CBN Gov, Sanusi |
Inflation is running at a little over 8 percent currently but should fall back below 8 percent in December, said Sanusi, adding that the bank was keeping an eye on the currency's exchange rate even if it had been relatively stable of late.
"We are more likely to tighten than ease in the next year," he said of the central bank's monetary policy strategy, speaking at an African conference at the Paris headquarters of the Organisation for Economic Co-operation and Development.
At its last Monetary Policy Committee meeting in September, the central bank held its main rate at 12 percent for the 12th time in a row, citing a stabilising naira and inflation.
The bank has come under pressure in the past to cut rates from businesses who say that would stimulate lending. It has resisted, however, arguing that it is only by staying the course despite such pressure that the economy has stabilised.
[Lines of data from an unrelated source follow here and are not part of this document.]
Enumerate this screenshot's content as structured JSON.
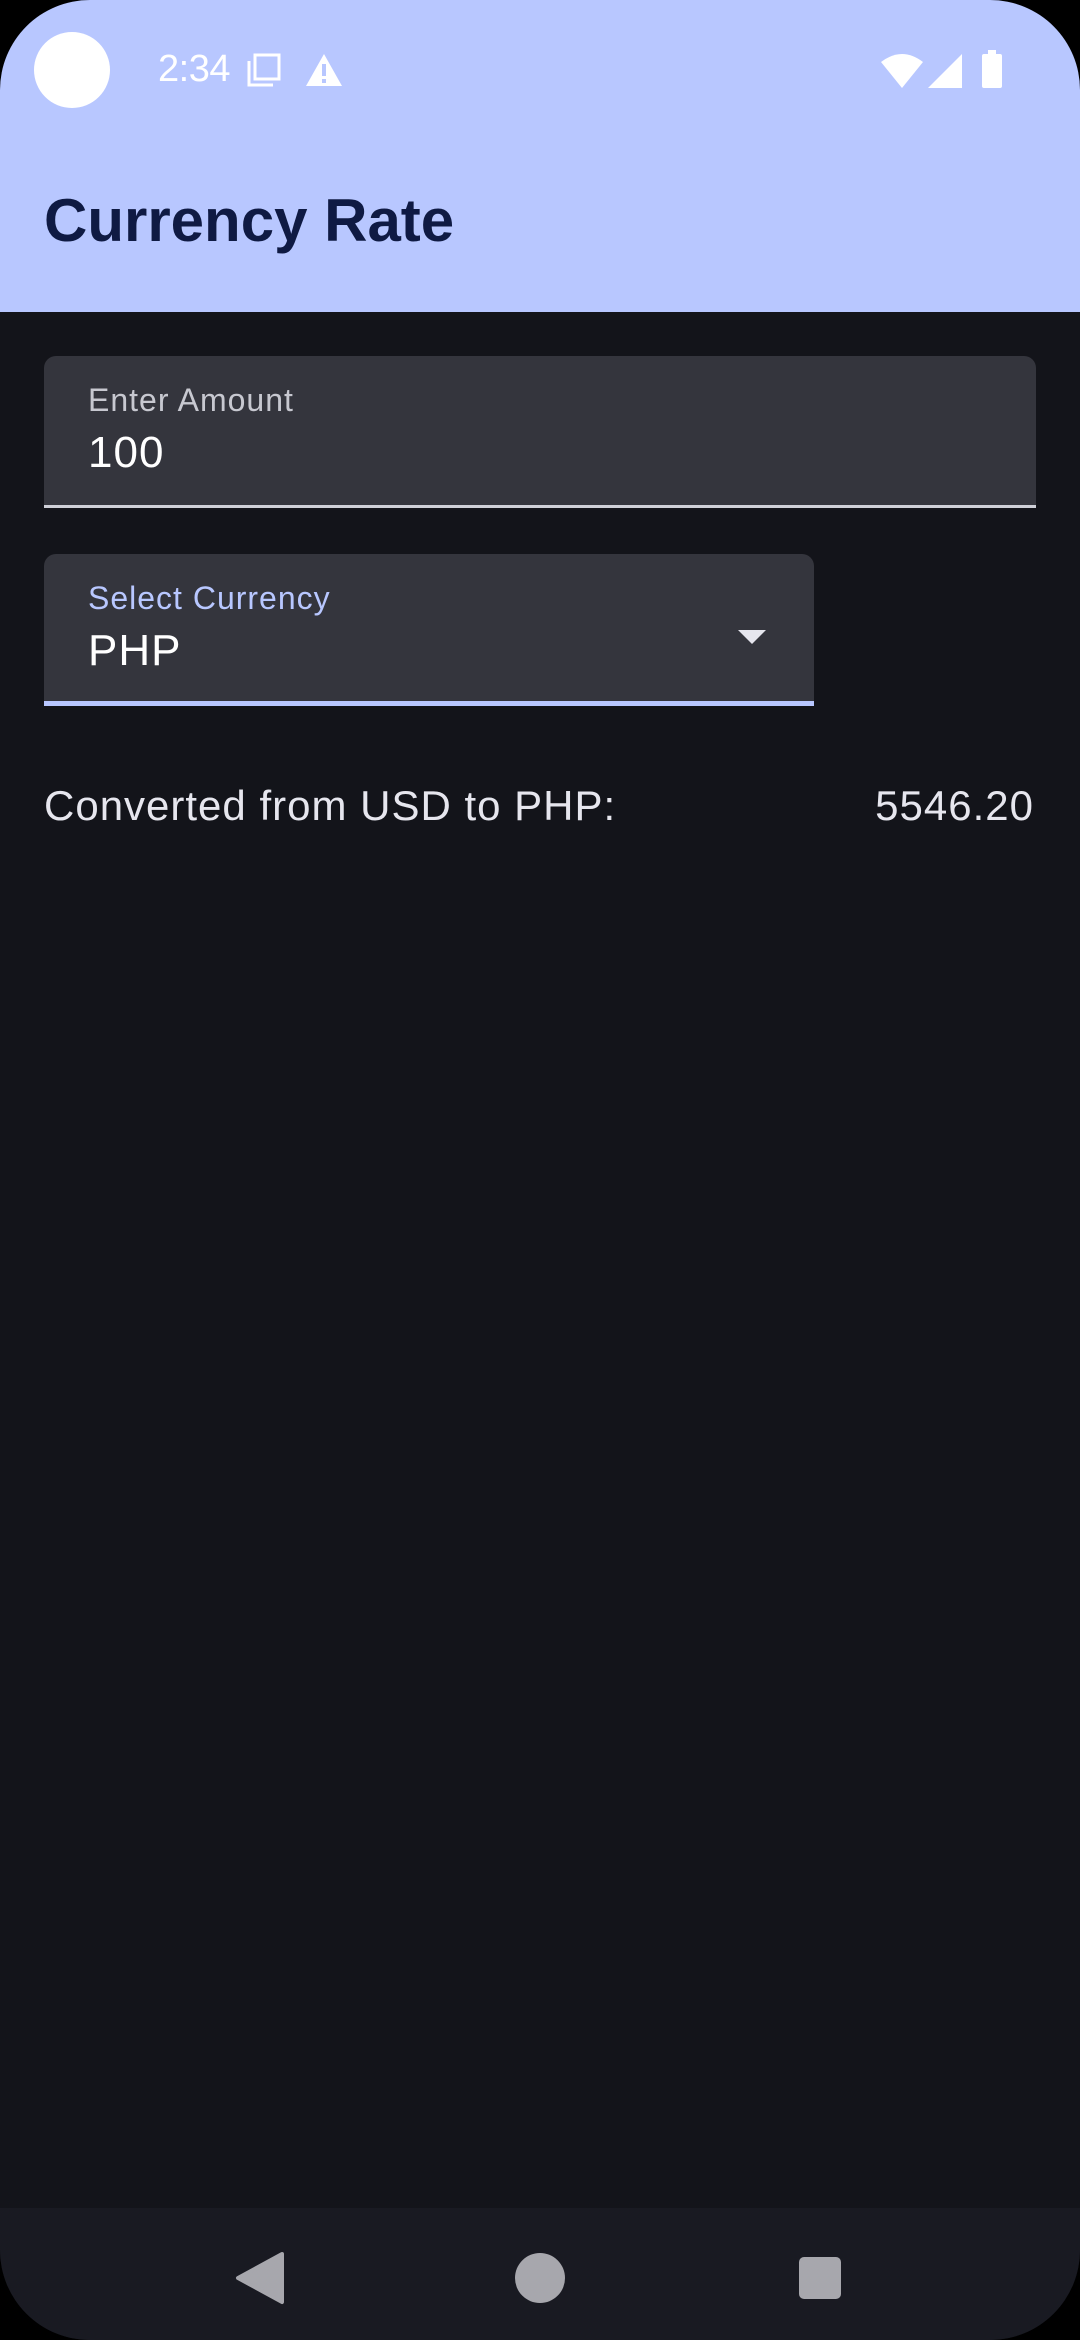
{
  "status_bar": {
    "time": "2:34",
    "icons": [
      "camera-cutout",
      "screenshot-icon",
      "warning-icon",
      "wifi-icon",
      "signal-icon",
      "battery-icon"
    ]
  },
  "app_bar": {
    "title": "Currency Rate"
  },
  "amount_field": {
    "label": "Enter Amount",
    "value": "100"
  },
  "currency_field": {
    "label": "Select Currency",
    "value": "PHP",
    "icon": "dropdown-arrow-icon"
  },
  "result": {
    "label": "Converted from USD to PHP:",
    "value": "5546.20"
  },
  "nav_bar": {
    "buttons": [
      "back-icon",
      "home-icon",
      "recents-icon"
    ]
  },
  "colors": {
    "app_bar_bg": "#b8c7ff",
    "background": "#13141a",
    "field_bg": "#34353d",
    "accent": "#b8c7ff",
    "title_text": "#0f1a43"
  }
}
Nigeria's central bank expects inflation to remain in a single-digit band through this year and next. It projects 2014 economic growth at 7.6 percent, which compares with a rate this year of around 6.5 percent.
In an interview in March, sanusi has stated same position, saying rate will not change in the near term.
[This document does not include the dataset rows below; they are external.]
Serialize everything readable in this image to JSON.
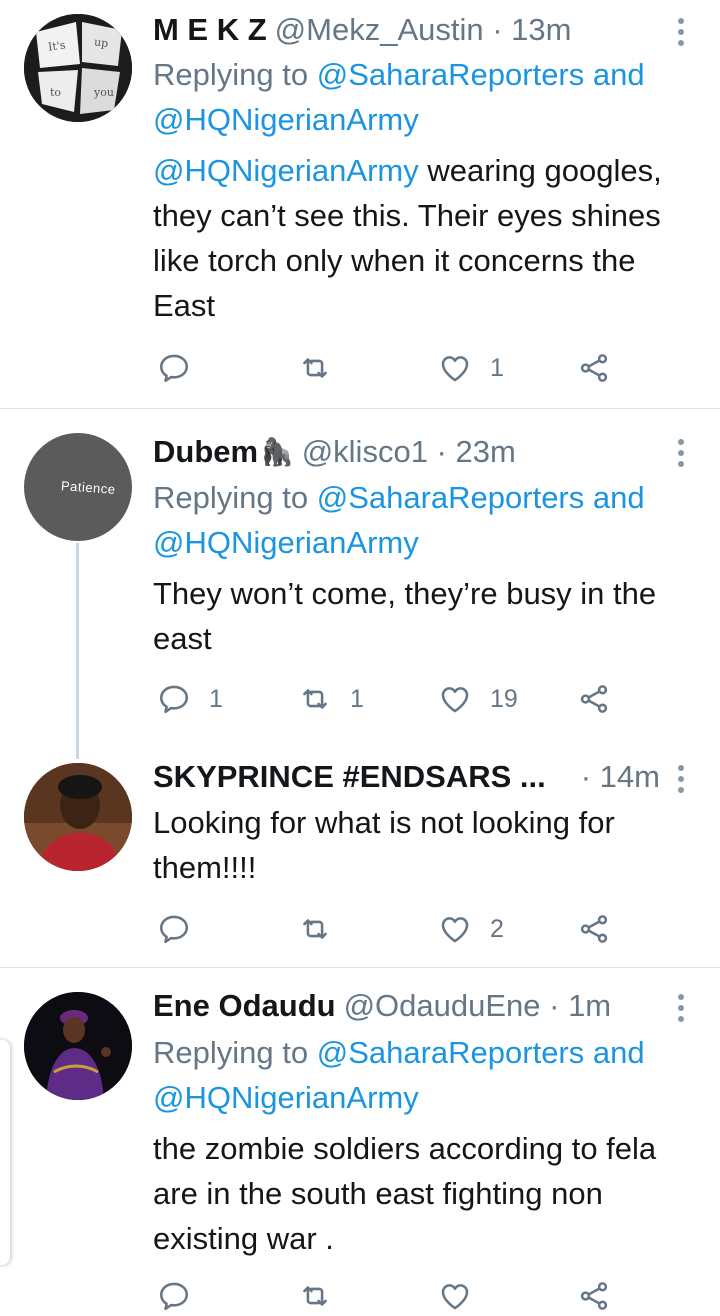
{
  "tweets": [
    {
      "name": "M E K Z",
      "handle": "@Mekz_Austin · 13m",
      "replying_prefix": "Replying to ",
      "replying_links": "@SaharaReporters and @HQNigerianArmy",
      "mention": "@HQNigerianArmy",
      "body": " wearing googles, they can’t see this. Their eyes shines like torch only when it concerns the East",
      "reply_count": "",
      "retweet_count": "",
      "like_count": "1",
      "avatar_words": [
        "It's",
        "up",
        "to",
        "you"
      ]
    },
    {
      "name": "Dubem",
      "emoji": "🦍",
      "handle": "@klisco1 · 23m",
      "replying_prefix": "Replying to ",
      "replying_links": "@SaharaReporters and @HQNigerianArmy",
      "body": "They won’t come, they’re busy in the east",
      "reply_count": "1",
      "retweet_count": "1",
      "like_count": "19",
      "avatar_text": "Patience"
    },
    {
      "name": "SKYPRINCE #ENDSARS ...",
      "handle": "· 14m",
      "body": "Looking for what is not looking for them!!!!",
      "reply_count": "",
      "retweet_count": "",
      "like_count": "2"
    },
    {
      "name": "Ene Odaudu",
      "handle": "@OdauduEne · 1m",
      "replying_prefix": "Replying to ",
      "replying_links": "@SaharaReporters and @HQNigerianArmy",
      "body": "the zombie soldiers according to fela are in the south east fighting non existing war .",
      "reply_count": "",
      "retweet_count": "",
      "like_count": ""
    }
  ],
  "icons": [
    "reply-icon",
    "retweet-icon",
    "like-icon",
    "share-icon",
    "more-options-icon"
  ],
  "colors": {
    "link": "#1b95e0",
    "secondary": "#657786",
    "divider": "#dde3e8",
    "thread": "#ccd6dd"
  }
}
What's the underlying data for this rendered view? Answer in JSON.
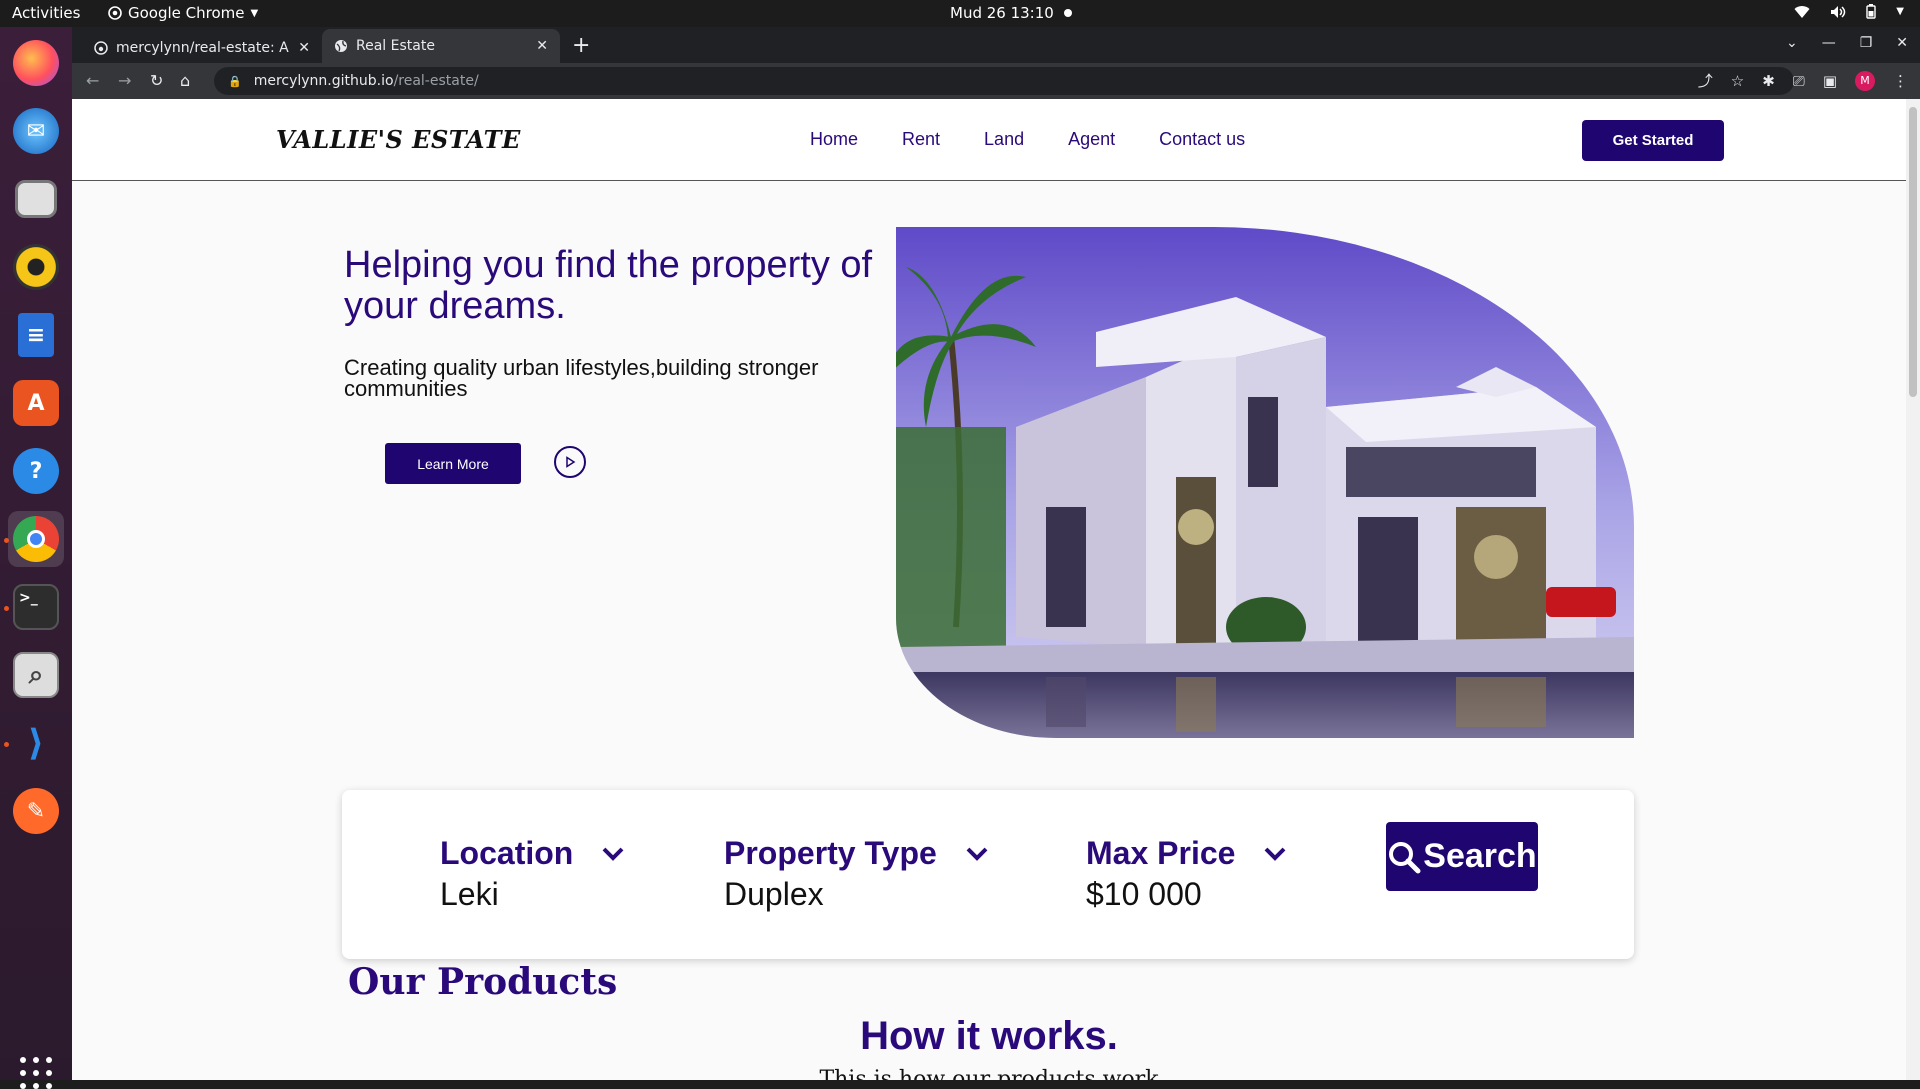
{
  "system": {
    "activities": "Activities",
    "app_name": "Google Chrome",
    "clock": "Mud 26  13:10"
  },
  "browser": {
    "tabs": [
      {
        "label": "mercylynn/real-estate: A r",
        "active": false
      },
      {
        "label": "Real Estate",
        "active": true
      }
    ],
    "url_host": "mercylynn.github.io",
    "url_path": "/real-estate/",
    "profile_initial": "M"
  },
  "site": {
    "brand": "VALLIE'S ESTATE",
    "nav": [
      "Home",
      "Rent",
      "Land",
      "Agent",
      "Contact us"
    ],
    "cta": "Get Started",
    "hero": {
      "title": "Helping you find the property of your dreams.",
      "subtitle": "Creating quality urban lifestyles,building stronger communities",
      "learn_more": "Learn More"
    },
    "filters": [
      {
        "label": "Location",
        "value": "Leki"
      },
      {
        "label": "Property Type",
        "value": "Duplex"
      },
      {
        "label": "Max Price",
        "value": "$10 000"
      }
    ],
    "search_label": "Search",
    "products_title": "Our Products",
    "how_title": "How it works.",
    "how_subtitle": "This is how our products work"
  },
  "colors": {
    "brand_primary": "#1f0570",
    "brand_text": "#2a0a7a"
  }
}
"The benefits we've achieved in terms of a stable exchange rate ... low and stable inflation, increase in the level of reserves, these are benefits that we should not throw away on the altar of some assumed advantage," Sanusi told Reuters on the sidelines of an African finance ministers' conference in Ivory Coast.
He added that there was little evidence that easing rates marginally would spur lending to businesses anyway.
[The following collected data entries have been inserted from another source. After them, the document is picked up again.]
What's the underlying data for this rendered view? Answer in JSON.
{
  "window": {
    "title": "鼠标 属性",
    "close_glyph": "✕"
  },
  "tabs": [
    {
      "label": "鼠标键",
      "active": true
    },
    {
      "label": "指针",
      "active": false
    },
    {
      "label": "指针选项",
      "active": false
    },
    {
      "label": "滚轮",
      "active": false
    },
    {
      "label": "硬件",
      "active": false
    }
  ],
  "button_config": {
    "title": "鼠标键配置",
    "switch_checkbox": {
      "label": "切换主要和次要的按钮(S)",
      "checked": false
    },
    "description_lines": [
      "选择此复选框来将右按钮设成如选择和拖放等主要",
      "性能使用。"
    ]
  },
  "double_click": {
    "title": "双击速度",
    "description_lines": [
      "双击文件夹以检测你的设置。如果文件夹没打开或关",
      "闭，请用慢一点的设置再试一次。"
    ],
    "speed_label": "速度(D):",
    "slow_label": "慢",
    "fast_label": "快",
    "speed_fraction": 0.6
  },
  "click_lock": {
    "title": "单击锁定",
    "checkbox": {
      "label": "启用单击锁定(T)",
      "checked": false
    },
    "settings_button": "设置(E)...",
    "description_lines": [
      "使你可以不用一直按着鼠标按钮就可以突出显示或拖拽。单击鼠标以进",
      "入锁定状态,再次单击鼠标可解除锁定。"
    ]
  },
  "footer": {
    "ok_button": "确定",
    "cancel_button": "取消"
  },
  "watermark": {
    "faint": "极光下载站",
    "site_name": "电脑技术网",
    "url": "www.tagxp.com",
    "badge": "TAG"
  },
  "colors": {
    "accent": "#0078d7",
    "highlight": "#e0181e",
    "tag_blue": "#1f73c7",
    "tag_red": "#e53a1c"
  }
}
"My personal view is that I don't see any change in the next few months," he said, noting however that there were 11 other people with votes on the bank's monetary policy committee.
Nigerian consumer inflation rose to 9.5 percent in February, from 9 percent in January, but it was within the central bank's single digit target for a second month in a row.
"If you're at 9 percent and then move up to 9.5 percent, it's about where you want to be, (but) it's not really the time to start easing," he said.
"You wait until you've seen a sustainable drop in inflation," he said.